Il n’est pas question de faire ici un tour exhaustif des théories de l’Etat mais on rappellera simplement la plus connue d’entre elles, celle Max Weber : parmi ses caractéristiques, l’Etat est celui qui, en se constituant, revendique pour son propre compte la violence légitime.

2. Qu’est-ce que l’Etat en démocratie ?

Là non plus, il n’est pas question de faire un tour exhaustif des théories de la démocratie, mais on rappellera qu’entre autres choses (sélection des gouvernants par la réitération de l’élection, débat public libre), une démocratie se caractérise par l’existence de droits fondamentaux, tels que la liberté d’expression, d’association, d’entreprise, de déplacement, etc. Ces libertés sont certes limitées dans une certaine mesure (la liberté d’expression n’autorise pas la diffamation ou l’incitation à la haine, la liberté de manifester ne permet pas le trouble à l’ordre public) mais leur limitation est strictement encadrée par la loi : selon la vieille formule (art. 5 de la Déclaration des droits de l’homme et du citoyen), « Tout ce qui n’est pas défendu par la Loi ne peut être empêché, et nul ne peut être contraint à faire ce qu’elle n’ordonne pas ». Force à la loi contre la force de l’arbitraire, voilà une bonne synthèse de la démocratie.

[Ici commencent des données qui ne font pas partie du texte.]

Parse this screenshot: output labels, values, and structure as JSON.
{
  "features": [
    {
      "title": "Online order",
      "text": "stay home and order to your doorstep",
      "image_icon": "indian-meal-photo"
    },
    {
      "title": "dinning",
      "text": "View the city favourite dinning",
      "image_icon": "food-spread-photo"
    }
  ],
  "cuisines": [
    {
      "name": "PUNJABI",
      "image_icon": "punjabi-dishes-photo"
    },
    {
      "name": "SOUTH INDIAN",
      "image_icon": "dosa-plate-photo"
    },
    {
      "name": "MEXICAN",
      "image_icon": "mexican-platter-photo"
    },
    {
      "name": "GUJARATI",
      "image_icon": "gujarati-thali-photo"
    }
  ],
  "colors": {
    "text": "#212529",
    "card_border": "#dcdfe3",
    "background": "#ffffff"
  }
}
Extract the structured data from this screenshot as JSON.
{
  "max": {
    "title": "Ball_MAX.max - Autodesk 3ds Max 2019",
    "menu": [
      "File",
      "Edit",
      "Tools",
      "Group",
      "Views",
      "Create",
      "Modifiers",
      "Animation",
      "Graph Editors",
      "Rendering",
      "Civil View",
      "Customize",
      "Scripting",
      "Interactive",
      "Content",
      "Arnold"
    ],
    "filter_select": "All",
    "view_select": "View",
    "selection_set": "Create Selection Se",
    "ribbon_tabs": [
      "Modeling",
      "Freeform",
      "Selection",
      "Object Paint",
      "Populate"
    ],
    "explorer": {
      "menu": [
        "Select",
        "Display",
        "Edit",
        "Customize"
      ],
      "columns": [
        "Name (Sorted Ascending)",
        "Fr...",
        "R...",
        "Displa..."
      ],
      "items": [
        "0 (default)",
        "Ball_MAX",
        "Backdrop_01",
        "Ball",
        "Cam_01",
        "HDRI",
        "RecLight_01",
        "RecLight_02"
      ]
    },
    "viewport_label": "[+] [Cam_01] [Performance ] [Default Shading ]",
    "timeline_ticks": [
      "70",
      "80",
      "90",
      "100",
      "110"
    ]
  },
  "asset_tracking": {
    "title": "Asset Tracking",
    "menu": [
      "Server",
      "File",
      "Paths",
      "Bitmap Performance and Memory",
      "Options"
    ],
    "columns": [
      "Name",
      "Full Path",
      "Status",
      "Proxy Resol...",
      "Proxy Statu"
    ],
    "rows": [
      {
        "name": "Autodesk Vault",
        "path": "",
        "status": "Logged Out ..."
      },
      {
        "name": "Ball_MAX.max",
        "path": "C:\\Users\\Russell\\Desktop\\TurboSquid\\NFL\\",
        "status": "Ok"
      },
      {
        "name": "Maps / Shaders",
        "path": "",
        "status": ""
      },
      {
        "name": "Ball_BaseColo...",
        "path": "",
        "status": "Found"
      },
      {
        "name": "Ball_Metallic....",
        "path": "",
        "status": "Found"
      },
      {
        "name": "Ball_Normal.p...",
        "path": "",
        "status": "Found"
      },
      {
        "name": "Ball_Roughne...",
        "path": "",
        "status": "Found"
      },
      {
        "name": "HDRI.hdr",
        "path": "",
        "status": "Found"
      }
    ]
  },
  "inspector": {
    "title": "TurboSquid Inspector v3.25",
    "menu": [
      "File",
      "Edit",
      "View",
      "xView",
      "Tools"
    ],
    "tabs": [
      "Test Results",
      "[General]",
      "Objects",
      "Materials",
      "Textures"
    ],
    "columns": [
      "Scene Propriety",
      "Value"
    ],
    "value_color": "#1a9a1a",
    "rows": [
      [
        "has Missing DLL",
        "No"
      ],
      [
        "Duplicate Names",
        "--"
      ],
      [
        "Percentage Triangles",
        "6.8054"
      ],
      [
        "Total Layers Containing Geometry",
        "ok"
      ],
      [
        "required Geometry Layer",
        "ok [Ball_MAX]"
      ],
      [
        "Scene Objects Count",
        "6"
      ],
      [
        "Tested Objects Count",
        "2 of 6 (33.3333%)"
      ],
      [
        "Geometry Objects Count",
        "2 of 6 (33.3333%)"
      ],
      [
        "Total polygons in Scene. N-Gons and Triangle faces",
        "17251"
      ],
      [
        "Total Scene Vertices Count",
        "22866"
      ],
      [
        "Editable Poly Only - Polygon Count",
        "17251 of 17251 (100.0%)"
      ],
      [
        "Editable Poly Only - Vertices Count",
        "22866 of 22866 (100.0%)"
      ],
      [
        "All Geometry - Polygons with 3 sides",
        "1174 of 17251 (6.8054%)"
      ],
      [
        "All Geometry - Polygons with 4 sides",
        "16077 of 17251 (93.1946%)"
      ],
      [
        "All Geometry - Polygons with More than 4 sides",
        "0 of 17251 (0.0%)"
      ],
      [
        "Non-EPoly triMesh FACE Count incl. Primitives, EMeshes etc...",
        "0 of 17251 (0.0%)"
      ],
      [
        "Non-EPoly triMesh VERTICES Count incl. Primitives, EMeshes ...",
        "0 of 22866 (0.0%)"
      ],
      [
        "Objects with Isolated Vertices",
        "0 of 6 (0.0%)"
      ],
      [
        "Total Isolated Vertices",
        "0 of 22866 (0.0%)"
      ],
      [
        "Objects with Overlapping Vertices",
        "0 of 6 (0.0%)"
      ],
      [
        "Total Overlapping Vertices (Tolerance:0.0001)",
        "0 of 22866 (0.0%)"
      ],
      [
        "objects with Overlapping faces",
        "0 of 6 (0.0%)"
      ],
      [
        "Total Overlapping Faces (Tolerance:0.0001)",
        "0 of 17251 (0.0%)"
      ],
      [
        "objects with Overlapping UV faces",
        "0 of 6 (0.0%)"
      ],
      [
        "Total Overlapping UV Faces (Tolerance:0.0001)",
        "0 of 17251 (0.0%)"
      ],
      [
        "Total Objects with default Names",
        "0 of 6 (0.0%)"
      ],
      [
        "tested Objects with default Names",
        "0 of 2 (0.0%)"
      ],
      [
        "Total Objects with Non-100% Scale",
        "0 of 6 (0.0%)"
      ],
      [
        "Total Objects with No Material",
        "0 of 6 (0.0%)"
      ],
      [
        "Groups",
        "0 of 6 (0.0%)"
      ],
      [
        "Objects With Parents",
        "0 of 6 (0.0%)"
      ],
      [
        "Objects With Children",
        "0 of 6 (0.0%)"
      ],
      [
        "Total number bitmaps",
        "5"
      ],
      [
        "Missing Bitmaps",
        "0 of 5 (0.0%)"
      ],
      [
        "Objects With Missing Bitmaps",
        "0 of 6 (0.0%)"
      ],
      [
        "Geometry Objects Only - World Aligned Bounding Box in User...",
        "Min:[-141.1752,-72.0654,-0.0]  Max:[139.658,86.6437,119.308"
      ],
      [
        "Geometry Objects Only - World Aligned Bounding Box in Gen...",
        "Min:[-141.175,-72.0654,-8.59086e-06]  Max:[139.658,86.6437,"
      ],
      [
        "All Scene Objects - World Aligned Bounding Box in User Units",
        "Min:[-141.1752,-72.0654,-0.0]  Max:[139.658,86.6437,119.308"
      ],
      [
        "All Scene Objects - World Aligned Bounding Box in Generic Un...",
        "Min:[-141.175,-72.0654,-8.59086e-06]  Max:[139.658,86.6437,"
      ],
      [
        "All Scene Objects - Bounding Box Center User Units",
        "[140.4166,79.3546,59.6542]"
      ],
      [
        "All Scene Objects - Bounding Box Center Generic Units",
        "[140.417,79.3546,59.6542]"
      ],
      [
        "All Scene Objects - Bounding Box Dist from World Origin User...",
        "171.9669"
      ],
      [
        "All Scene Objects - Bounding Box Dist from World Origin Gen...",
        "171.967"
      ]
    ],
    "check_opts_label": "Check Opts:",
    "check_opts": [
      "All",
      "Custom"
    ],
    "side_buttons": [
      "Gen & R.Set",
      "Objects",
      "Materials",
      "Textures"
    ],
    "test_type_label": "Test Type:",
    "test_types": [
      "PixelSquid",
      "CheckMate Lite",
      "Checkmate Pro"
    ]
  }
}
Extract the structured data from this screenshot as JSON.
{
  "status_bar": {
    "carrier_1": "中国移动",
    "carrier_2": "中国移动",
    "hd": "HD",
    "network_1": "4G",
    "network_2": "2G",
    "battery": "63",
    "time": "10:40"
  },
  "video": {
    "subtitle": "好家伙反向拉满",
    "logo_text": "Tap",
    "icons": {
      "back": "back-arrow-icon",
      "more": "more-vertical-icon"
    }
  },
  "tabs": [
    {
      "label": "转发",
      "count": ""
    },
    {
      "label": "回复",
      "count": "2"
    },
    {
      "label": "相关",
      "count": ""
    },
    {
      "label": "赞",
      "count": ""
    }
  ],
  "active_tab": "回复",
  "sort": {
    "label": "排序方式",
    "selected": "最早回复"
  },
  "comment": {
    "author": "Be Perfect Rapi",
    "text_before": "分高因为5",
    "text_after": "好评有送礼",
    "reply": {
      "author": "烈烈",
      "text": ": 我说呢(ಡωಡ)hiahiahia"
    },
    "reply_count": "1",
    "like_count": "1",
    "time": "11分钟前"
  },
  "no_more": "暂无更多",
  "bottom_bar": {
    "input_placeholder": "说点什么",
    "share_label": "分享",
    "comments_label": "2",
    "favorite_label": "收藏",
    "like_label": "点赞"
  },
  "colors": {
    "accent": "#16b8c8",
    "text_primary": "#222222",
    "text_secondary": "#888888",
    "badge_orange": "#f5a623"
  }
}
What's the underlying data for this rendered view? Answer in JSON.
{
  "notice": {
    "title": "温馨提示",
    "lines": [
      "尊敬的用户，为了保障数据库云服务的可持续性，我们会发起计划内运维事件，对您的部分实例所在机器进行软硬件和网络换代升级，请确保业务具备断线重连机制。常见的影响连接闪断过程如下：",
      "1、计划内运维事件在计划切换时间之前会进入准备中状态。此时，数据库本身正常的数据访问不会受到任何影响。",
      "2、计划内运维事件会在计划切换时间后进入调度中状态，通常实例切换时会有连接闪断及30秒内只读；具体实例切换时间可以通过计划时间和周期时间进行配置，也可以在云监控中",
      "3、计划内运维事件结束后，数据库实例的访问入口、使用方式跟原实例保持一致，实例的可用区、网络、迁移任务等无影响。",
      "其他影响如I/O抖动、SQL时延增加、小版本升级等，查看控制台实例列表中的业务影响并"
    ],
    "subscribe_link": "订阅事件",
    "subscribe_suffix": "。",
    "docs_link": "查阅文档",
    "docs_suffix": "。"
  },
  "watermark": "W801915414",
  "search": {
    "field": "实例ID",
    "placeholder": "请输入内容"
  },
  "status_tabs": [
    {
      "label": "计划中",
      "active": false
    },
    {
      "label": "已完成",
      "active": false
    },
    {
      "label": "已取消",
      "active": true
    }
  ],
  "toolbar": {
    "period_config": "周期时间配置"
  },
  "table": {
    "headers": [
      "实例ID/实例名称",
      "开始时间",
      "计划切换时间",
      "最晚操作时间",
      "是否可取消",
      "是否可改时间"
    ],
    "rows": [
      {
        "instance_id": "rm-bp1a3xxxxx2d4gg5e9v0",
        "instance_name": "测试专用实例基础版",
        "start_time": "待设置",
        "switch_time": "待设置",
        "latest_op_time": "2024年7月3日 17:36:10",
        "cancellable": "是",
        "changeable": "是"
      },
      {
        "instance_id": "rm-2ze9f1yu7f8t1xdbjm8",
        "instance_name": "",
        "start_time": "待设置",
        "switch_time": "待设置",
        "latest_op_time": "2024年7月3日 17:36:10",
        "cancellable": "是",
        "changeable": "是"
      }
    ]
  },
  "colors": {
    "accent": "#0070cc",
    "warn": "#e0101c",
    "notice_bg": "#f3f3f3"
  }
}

3. En finir avec la rhétorique des “brebis galeuses”

Le débat médiatique aime les images simples : on trouve souvent, lors d’épisodes de violences diverses, la rhétorique des brebis galeuses. En clair, ce n’est pas l’institution qui est en cause, c’est un élément isolé. Cette justification s’observe aussi bien dans les affaires de pédophilie touchant l’Eglise ou l’Education nationale, de violences touchant la police, de terrorismes, etc.

A noter que cette rhétorique est partagée à droite comme à gauche : à droite, on aime insister sur le fait que les prêtres pédophiles sont des “brebis galeuses”, tout comme les policiers violents et que ni l’Eglise ni la Police ne sont en cause. A gauche, on fait la même chose pour les terroristes (un “fou isolé”, “pas d’amalgame”, etc.). Les premiers ne se privent pas d’ironiser sur les seconds à chaque attentat terroriste, et les seconds sur les premiers à chaque dérapage policier.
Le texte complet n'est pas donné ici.